The apology, which was released as part of the judgement by the judge presiding over the case, stated that three findings made by FOS in early 2010 “pursuant to its Terms of Reference and Guidelines were incorrect” regarding the actions of the member, Pioneer Credit Acquisition Services.

FOS stated that its findings were incorrect regarding Pioneer being “unable to enforce in Australia debts incurred in the United Kingdom which were regulated by the Credit Act (UK)”.

“FOS acknowledges that it should have provided to Pioneer a further opportunity to comment on that aspect prior to delivering those Findings and apologises to Pioneer for any adverse effects occasioned by reason of Pioneer’s reliance on the incorrect sections of those Findings.”

The apology also stated that both FOS and Pioneer acknowledged that the Findings were not binding in the case, which was ultimately decided in favour of FOS who had offered the apology as a way to move to settlement.

The case, which was heard in the Commercial and Equity Division of the Supreme Court of Victoria by Justice Ferguson, was not related to the UK debts but centred instead on whether FOS could make determinations on cases that had been heard in court and whether FOS must correctly decide questions of law. 

It also examined whether FOS should restrict its concerns to the resolution of consumer disputes and not act as the equivalent of a court and that it must not exercise a power, or make a decision, in a manner which no reasonable tribunal could properly come to on the evidence.

While the initial case arguing the above was decided in favour of FOS on 16 April, a further hearing to settle costs was decided on 4 June also in favour of FOS.

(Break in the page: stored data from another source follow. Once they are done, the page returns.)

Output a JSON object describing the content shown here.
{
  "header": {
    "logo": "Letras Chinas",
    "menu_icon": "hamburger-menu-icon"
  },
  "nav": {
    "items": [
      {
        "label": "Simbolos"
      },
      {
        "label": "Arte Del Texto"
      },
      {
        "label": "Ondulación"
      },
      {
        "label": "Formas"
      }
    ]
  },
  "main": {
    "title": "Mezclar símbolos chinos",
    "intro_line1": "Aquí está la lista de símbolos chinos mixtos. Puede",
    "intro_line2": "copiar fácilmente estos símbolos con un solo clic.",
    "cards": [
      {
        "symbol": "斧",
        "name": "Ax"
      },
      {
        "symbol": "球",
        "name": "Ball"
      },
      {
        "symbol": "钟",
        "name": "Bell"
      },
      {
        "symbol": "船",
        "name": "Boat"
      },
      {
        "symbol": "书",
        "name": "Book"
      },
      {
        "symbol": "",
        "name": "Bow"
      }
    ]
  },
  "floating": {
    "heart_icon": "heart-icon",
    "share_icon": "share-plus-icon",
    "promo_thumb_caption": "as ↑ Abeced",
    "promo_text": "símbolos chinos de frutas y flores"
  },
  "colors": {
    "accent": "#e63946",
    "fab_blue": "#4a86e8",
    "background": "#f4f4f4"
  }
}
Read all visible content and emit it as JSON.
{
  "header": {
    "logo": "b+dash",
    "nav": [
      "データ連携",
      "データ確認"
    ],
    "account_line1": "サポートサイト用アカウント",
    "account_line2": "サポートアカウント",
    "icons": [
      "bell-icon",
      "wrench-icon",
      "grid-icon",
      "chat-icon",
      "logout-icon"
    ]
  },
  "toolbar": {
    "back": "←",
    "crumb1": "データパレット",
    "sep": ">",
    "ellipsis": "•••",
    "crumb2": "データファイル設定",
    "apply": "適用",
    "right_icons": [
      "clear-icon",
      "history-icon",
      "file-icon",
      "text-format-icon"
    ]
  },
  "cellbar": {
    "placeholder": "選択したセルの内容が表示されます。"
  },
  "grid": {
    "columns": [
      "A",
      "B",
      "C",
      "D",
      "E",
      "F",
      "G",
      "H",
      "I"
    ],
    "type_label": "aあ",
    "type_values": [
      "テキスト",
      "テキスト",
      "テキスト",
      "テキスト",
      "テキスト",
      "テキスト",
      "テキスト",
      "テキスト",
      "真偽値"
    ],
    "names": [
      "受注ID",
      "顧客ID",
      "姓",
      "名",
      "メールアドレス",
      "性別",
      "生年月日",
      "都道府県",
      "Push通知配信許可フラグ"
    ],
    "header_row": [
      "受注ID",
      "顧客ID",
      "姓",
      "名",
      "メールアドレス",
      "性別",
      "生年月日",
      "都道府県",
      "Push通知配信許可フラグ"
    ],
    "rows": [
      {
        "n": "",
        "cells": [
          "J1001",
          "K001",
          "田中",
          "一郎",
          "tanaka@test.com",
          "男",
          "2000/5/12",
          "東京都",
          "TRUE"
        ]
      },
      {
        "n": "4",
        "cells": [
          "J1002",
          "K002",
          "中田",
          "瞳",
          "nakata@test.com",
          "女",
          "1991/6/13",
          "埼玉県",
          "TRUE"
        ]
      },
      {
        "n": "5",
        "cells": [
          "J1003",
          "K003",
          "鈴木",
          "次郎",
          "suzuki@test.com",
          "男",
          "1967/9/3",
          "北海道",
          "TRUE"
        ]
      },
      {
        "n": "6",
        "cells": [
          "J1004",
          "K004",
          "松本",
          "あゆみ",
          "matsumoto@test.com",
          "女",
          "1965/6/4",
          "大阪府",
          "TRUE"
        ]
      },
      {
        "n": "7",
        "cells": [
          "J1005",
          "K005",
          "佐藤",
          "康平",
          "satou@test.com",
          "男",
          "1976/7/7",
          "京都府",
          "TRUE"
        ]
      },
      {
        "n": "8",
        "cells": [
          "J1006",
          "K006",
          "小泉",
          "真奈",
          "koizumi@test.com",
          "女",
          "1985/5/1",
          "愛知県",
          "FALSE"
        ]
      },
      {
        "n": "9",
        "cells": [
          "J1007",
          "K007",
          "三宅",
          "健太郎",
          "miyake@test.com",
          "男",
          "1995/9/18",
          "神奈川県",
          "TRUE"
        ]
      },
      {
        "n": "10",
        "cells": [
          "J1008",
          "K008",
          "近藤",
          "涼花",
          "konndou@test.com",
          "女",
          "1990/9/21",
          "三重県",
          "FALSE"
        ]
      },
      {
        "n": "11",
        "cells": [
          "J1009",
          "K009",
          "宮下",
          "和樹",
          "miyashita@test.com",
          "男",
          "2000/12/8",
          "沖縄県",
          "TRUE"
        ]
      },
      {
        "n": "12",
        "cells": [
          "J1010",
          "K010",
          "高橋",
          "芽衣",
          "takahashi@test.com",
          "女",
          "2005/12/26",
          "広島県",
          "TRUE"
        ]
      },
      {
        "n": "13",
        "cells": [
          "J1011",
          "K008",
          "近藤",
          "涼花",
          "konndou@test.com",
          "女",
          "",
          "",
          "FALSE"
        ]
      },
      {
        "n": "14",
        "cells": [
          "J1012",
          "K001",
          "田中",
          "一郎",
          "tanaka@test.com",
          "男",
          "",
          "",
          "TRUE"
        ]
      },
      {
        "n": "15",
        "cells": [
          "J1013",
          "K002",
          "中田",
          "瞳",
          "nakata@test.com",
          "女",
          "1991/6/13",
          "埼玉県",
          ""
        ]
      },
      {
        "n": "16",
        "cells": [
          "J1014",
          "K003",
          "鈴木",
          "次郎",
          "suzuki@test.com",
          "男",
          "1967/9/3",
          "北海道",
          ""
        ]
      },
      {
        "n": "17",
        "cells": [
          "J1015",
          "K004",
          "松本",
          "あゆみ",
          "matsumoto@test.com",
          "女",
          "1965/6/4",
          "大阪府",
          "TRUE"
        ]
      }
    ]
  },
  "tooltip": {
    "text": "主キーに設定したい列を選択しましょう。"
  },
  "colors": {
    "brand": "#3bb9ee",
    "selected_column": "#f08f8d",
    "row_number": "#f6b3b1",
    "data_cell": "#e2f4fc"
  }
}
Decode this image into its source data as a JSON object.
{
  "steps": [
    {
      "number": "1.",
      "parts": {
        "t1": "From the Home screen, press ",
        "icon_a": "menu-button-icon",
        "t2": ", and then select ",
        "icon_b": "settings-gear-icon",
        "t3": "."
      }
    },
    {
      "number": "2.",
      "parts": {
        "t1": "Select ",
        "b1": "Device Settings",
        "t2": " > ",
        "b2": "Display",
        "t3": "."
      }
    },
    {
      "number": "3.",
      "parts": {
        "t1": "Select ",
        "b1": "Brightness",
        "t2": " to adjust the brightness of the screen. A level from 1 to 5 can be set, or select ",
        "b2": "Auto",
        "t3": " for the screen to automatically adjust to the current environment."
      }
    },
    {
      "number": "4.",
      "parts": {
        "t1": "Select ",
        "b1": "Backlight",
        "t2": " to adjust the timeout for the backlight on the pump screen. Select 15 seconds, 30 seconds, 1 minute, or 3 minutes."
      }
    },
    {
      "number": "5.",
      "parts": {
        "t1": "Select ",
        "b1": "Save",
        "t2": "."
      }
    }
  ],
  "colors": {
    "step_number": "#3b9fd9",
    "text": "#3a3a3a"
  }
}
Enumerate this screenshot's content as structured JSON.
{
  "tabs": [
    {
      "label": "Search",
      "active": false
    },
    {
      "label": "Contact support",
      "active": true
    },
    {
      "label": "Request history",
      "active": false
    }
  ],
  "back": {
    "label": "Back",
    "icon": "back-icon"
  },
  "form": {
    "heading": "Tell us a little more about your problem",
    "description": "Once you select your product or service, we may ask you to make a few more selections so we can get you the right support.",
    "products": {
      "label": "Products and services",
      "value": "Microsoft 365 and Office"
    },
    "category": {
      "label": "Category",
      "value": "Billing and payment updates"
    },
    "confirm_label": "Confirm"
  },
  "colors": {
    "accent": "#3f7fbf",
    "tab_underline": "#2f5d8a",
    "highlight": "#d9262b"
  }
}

In her judgement Justice Ferguson stated the apology was proffered by FOS “with a view to settlement” and that it was not uncommon for parties in a dispute to do so.

“I do not take it from the letter of apology that FOS conceded the point for the purpose of the proceeding, nor that it must have known from that time that its position on the enforceability of the debts was wrong.” 

The case has raised concerns among lawyers that FOS can make determinations that are binding on a member and cannot be appealed and that it can determine disputes by referring to matters beyond the applicable law.